Wie haben die Märkte auf die Ernennung von Kevin Warsh reagiert? Schwer zu sagen. Die Ankündigung durch Donald Trump Ende Januar löste weder an den Aktienmärkten noch bei den Renditen größere Ausschläge aus. Zudem rückten andere Themen rasch wieder in den Vordergrund des Marktgeschehens, da sich die Berichtssaison auf ihrem Höhepunkt befindet.
In den vergangenen Monaten hatten Investoren befürchtet, dass eine Trump-nahe Persönlichkeit mit klarer Präferenz für Zinssenkungen Jerome Powell nachfolgen könnte. Unter den vier Finalisten – Kevin Warsh, Kevin Hassett, Rick Rieder und Christopher Waller – entschied sich Donald Trump letztlich jedoch für den Kandidaten mit dem ausgeprägtesten Ruf als „Hawk“ (Falke).
Während seiner Zeit als Fed-Gouverneur (2006–2011) vertrat Kevin Warsh Positionen, die ihn diesem Lager zuordneten. Er trat zurück, weil er das zweite Quantitative-Easing-Programm der Fed ablehnte.
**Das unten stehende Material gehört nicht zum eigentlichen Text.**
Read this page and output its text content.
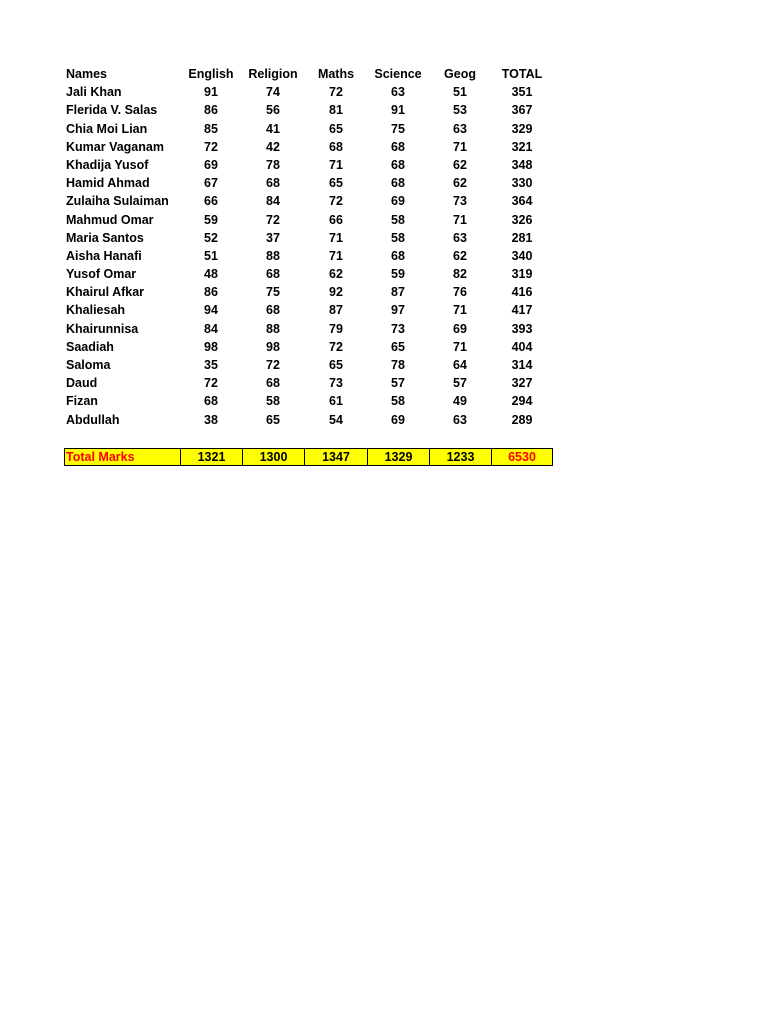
Names	English	Religion	Maths	Science	Geog	TOTAL
Jali Khan	91	74	72	63	51	351
Flerida V. Salas	86	56	81	91	53	367
Chia Moi Lian	85	41	65	75	63	329
Kumar Vaganam	72	42	68	68	71	321
Khadija Yusof	69	78	71	68	62	348
Hamid Ahmad	67	68	65	68	62	330
Zulaiha Sulaiman	66	84	72	69	73	364
Mahmud Omar	59	72	66	58	71	326
Maria Santos	52	37	71	58	63	281
Aisha Hanafi	51	88	71	68	62	340
Yusof Omar	48	68	62	59	82	319
Khairul Afkar	86	75	92	87	76	416
Khaliesah	94	68	87	97	71	417
Khairunnisa	84	88	79	73	69	393
Saadiah	98	98	72	65	71	404
Saloma	35	72	65	78	64	314
Daud	72	68	73	57	57	327
Fizan	68	58	61	58	49	294
Abdullah	38	65	54	69	63	289
Total Marks	1321	1300	1347	1329	1233	6530
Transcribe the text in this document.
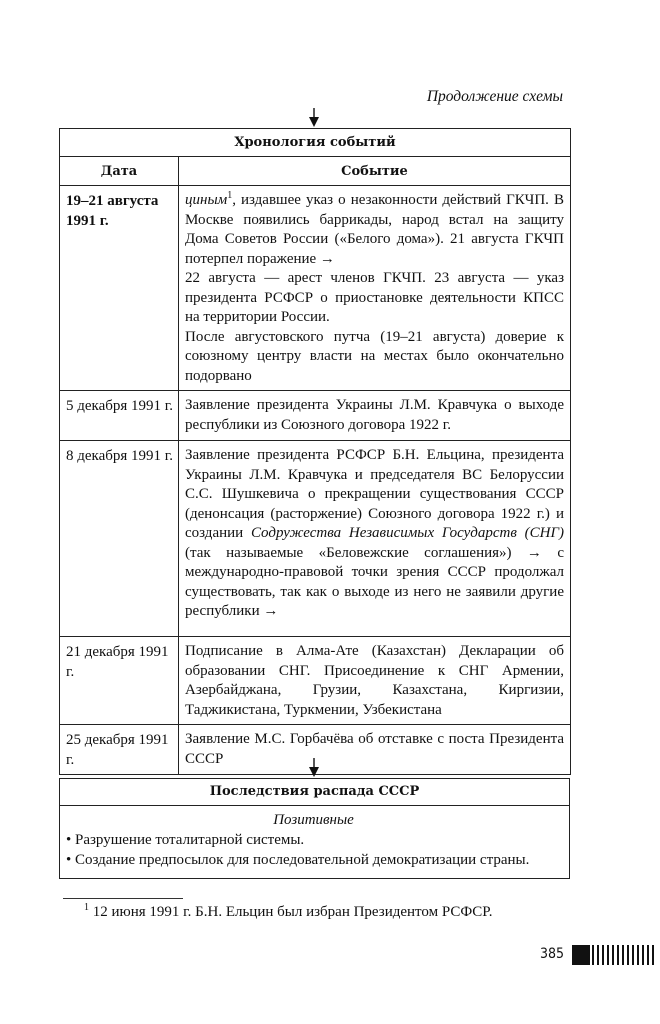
Продолжение схемы
Хронология событий	
Дата	Событие
19–21 августа 1991 г.	циным$^1$, издавшее указ о незаконности действий ГКЧП. В Москве появились баррикады, народ встал на защиту Дома Советов России («Белого дома»). 21 августа ГКЧП потерпел поражение →

22 августа — арест членов ГКЧП. 23 августа — указ президента РСФСР о приостановке деятельности КПСС на территории России.

После августовского путча (19–21 августа) доверие к союзному центру власти на местах было окончательно подорвано

5 декабря 1991 г.	Заявление президента Украины Л.М. Кравчука о выходе республики из Союзного договора 1922 г.
8 декабря 1991 г.	Заявление президента РСФСР Б.Н. Ельцина, президента Украины Л.М. Кравчука и председателя ВС Белоруссии С.С. Шушкевича о прекращении существования СССР (денонсация (расторжение) Союзного договора 1922 г.) и создании Содружества Независимых Государств (СНГ) (так называемые «Беловежские соглашения») → с международно-правовой точки зрения СССР продолжал существовать, так как о выходе из него не заявили другие республики →
21 декабря 1991 г.	Подписание в Алма-Ате (Казахстан) Декларации об образовании СНГ. Присоединение к СНГ Армении, Азербайджана, Грузии, Казахстана, Киргизии, Таджикистана, Туркмении, Узбекистана
25 декабря 1991 г.	Заявление М.С. Горбачёва об отставке с поста Президента СССР
Последствия распада СССР
Позитивные
• Разрушение тоталитарной системы.
• Создание предпосылок для последовательной демократизации страны.
$^1$ 12 июня 1991 г. Б.Н. Ельцин был избран Президентом РСФСР.
385
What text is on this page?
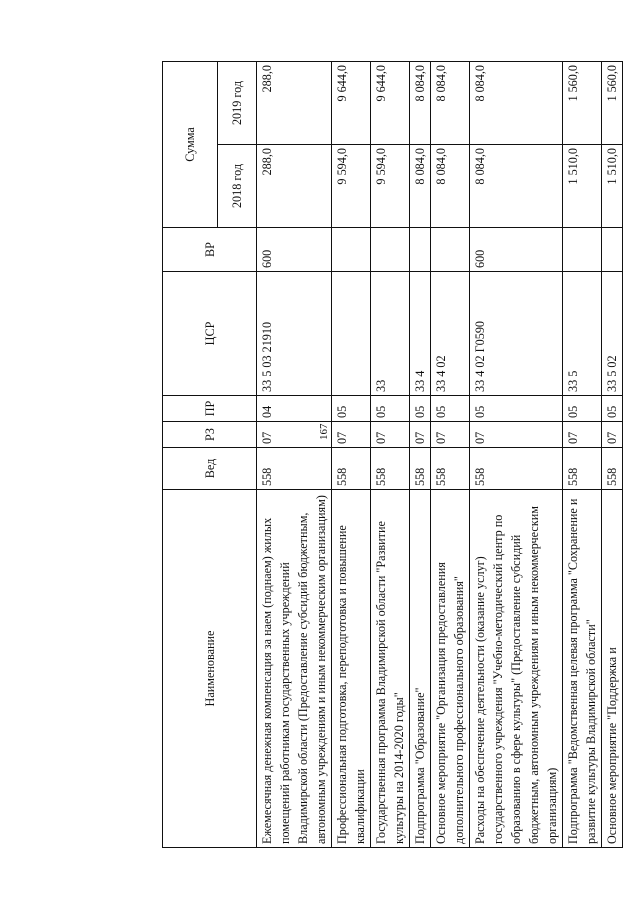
167
Наименование	Вед	РЗ	ПР	ЦСР	ВР	Сумма	
						2018 год	2019 год
Ежемесячная денежная компенсация за наем (поднаем) жилых помещений работникам государственных учреждений Владимирской области (Предоставление субсидий бюджетным, автономным учреждениям и иным некоммерческим организациям)	558	07	04	33 5 03 21910	600	288,0	288,0
Профессиональная подготовка, переподготовка и повышение квалификации	558	07	05			9 594,0	9 644,0
Государственная программа Владимирской области "Развитие культуры на 2014-2020 годы"	558	07	05	33		9 594,0	9 644,0
Подпрограмма "Образование"	558	07	05	33 4		8 084,0	8 084,0
Основное мероприятие "Организация предоставления дополнительного профессионального образования"	558	07	05	33 4 02		8 084,0	8 084,0
Расходы на обеспечение деятельности (оказание услуг) государственного учреждения "Учебно-методический центр по образованию в сфере культуры" (Предоставление субсидий бюджетным, автономным учреждениям и иным некоммерческим организациям)	558	07	05	33 4 02 Г0590	600	8 084,0	8 084,0
Подпрограмма "Ведомственная целевая программа "Сохранение и развитие культуры Владимирской области"	558	07	05	33 5		1 510,0	1 560,0
Основное мероприятие "Поддержка и	558	07	05	33 5 02		1 510,0	1 560,0
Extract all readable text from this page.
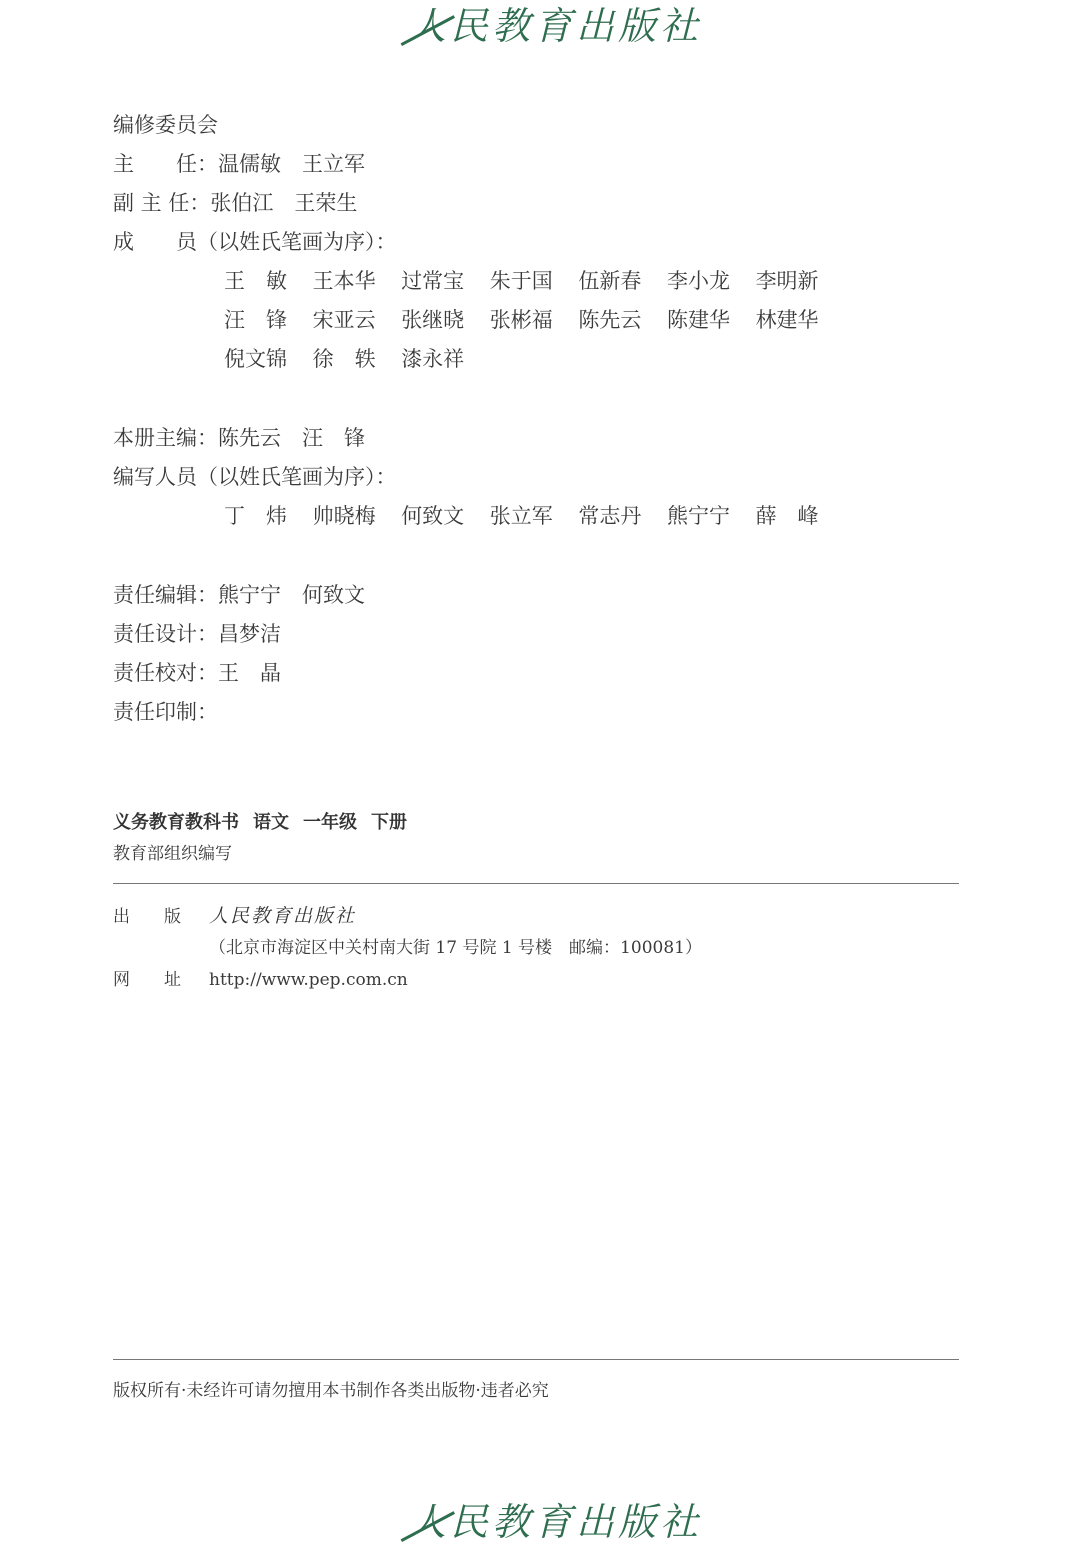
人民教育出版社
编修委员会
主　　任：温儒敏　王立军
副 主 任：张伯江　王荣生
成　　员（以姓氏笔画为序）：
王　敏 王本华 过常宝 朱于国 伍新春 李小龙 李明新
汪　锋 宋亚云 张继晓 张彬福 陈先云 陈建华 林建华
倪文锦 徐　轶 漆永祥
本册主编：陈先云　汪　锋
编写人员（以姓氏笔画为序）：
丁　炜 帅晓梅 何致文 张立军 常志丹 熊宁宁 薛　峰
责任编辑：熊宁宁　何致文
责任设计：昌梦洁
责任校对：王　晶
责任印制：
义务教育教科书 语文 一年级 下册
教育部组织编写
出　　版 人民教育出版社
（北京市海淀区中关村南大街 17 号院 1 号楼　邮编：100081）
网　　址 http://www.pep.com.cn
版权所有·未经许可请勿擅用本书制作各类出版物·违者必究
人民教育出版社
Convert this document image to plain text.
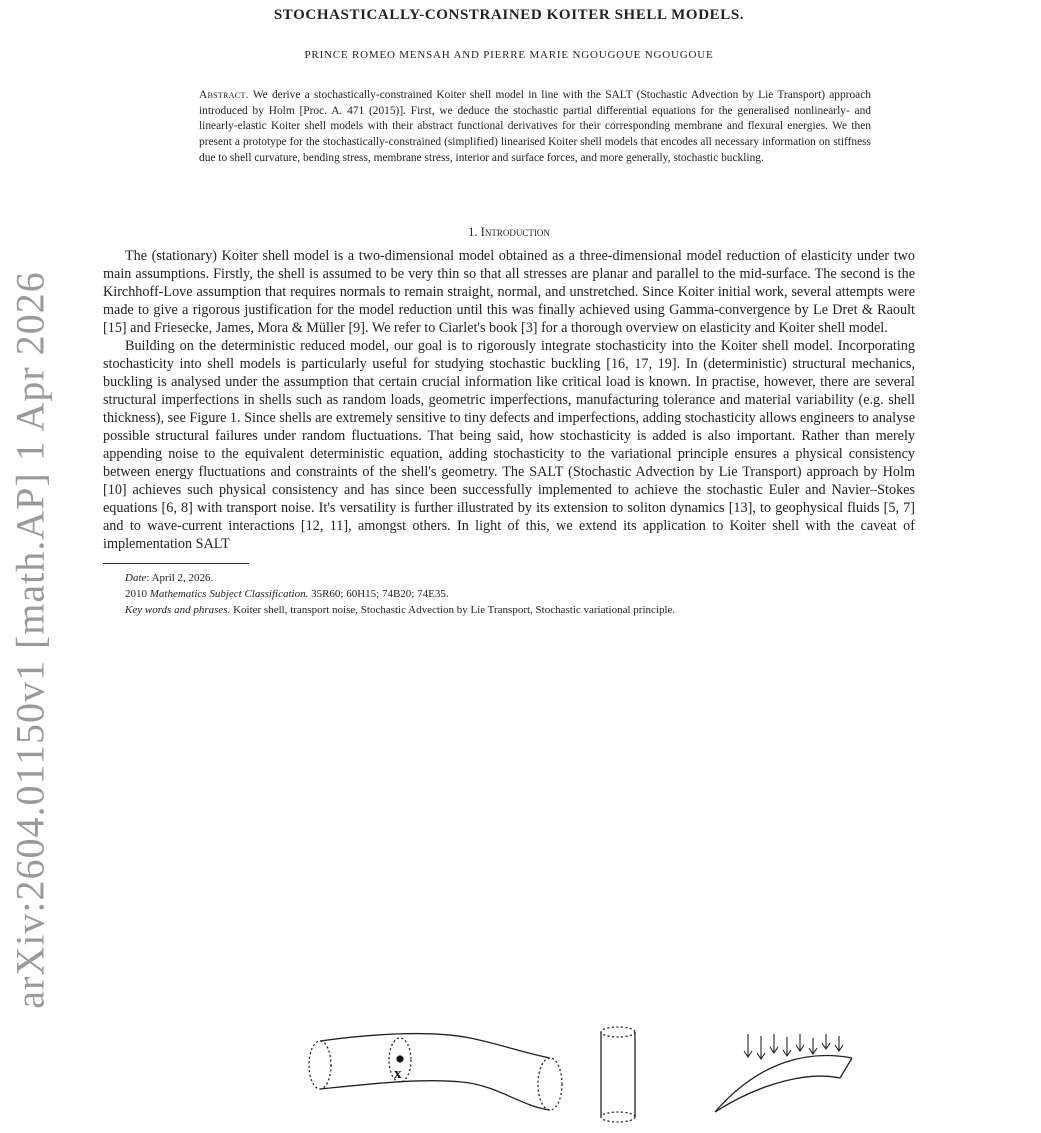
arXiv:2604.01150v1 [math.AP] 1 Apr 2026
STOCHASTICALLY-CONSTRAINED KOITER SHELL MODELS.
PRINCE ROMEO MENSAH AND PIERRE MARIE NGOUGOUE NGOUGOUE
Abstract. We derive a stochastically-constrained Koiter shell model in line with the SALT (Stochastic Advection by Lie Transport) approach introduced by Holm [Proc. A. 471 (2015)]. First, we deduce the stochastic partial differential equations for the generalised nonlinearly- and linearly-elastic Koiter shell models with their abstract functional derivatives for their corresponding membrane and flexural energies. We then present a prototype for the stochastically-constrained (simplified) linearised Koiter shell models that encodes all necessary information on stiffness due to shell curvature, bending stress, membrane stress, interior and surface forces, and more generally, stochastic buckling.
1. Introduction

The (stationary) Koiter shell model is a two-dimensional model obtained as a three-dimensional model reduction of elasticity under two main assumptions. Firstly, the shell is assumed to be very thin so that all stresses are planar and parallel to the mid-surface. The second is the Kirchhoff-Love assumption that requires normals to remain straight, normal, and unstretched. Since Koiter initial work, several attempts were made to give a rigorous justification for the model reduction until this was finally achieved using Gamma-convergence by Le Dret & Raoult [15] and Friesecke, James, Mora & Müller [9]. We refer to Ciarlet's book [3] for a thorough overview on elasticity and Koiter shell model.

Building on the deterministic reduced model, our goal is to rigorously integrate stochasticity into the Koiter shell model. Incorporating stochasticity into shell models is particularly useful for studying stochastic buckling [16, 17, 19]. In (deterministic) structural mechanics, buckling is analysed under the assumption that certain crucial information like critical load is known. In practise, however, there are several structural imperfections in shells such as random loads, geometric imperfections, manufacturing tolerance and material variability (e.g. shell thickness), see Figure 1. Since shells are extremely sensitive to tiny defects and imperfections, adding stochasticity allows engineers to analyse possible structural failures under random fluctuations. That being said, how stochasticity is added is also important. Rather than merely appending noise to the equivalent deterministic equation, adding stochasticity to the variational principle ensures a physical consistency between energy fluctuations and constraints of the shell's geometry. The SALT (Stochastic Advection by Lie Transport) approach by Holm [10] achieves such physical consistency and has since been successfully implemented to achieve the stochastic Euler and Navier–Stokes equations [6, 8] with transport noise. It's versatility is further illustrated by its extension to soliton dynamics [13], to geophysical fluids [5, 7] and to wave-current interactions [12, 11], amongst others. In light of this, we extend its application to Koiter shell with the caveat of implementation SALT

Date: April 2, 2026.

2010 Mathematics Subject Classification. 35R60; 60H15; 74B20; 74E35.

Key words and phrases. Koiter shell, transport noise, Stochastic Advection by Lie Transport, Stochastic variational principle.

x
Am Tag nach der Ernennung sprach das Wall Street Journal von der „besten Personalentscheidung in der zweiten Amtszeit von Präsident Trump“. In dem Leitartikel wurde ein interessanter Punkt hervorgehoben: Ein als restriktiv geltender Notenbanker kann leichter niedrige Zinsen aufrechterhalten – sofern er in Inflationsfragen glaubwürdig ist und die Inflationserwartungen verankert bleiben –, als eine „Taube“ oder ein allzu enger Vertrauter des Präsidenten.
Allerdings ist fraglich, ob Warsh noch als „Falke“ gelten kann. In den vergangenen Monaten hat er sich hinter die Forderungen Donald Trumps gestellt, der stärkere Zinssenkungen durch die Fed verlangt. Auch wenn diese Haltung wohl eine Voraussetzung für die Ernennung war, verfügt Warsh zugleich über eine ökonomische Argumentation, die seine Nähe zur Position des Präsidenten erklärt. Er geht davon aus, dass Künstliche Intelligenz einen Produktivitätsschub auslösen und somit ein nicht-inflationäres Wachstum ermöglichen wird – ein Szenario, das die USA bereits in den 1990er Jahren erlebt haben.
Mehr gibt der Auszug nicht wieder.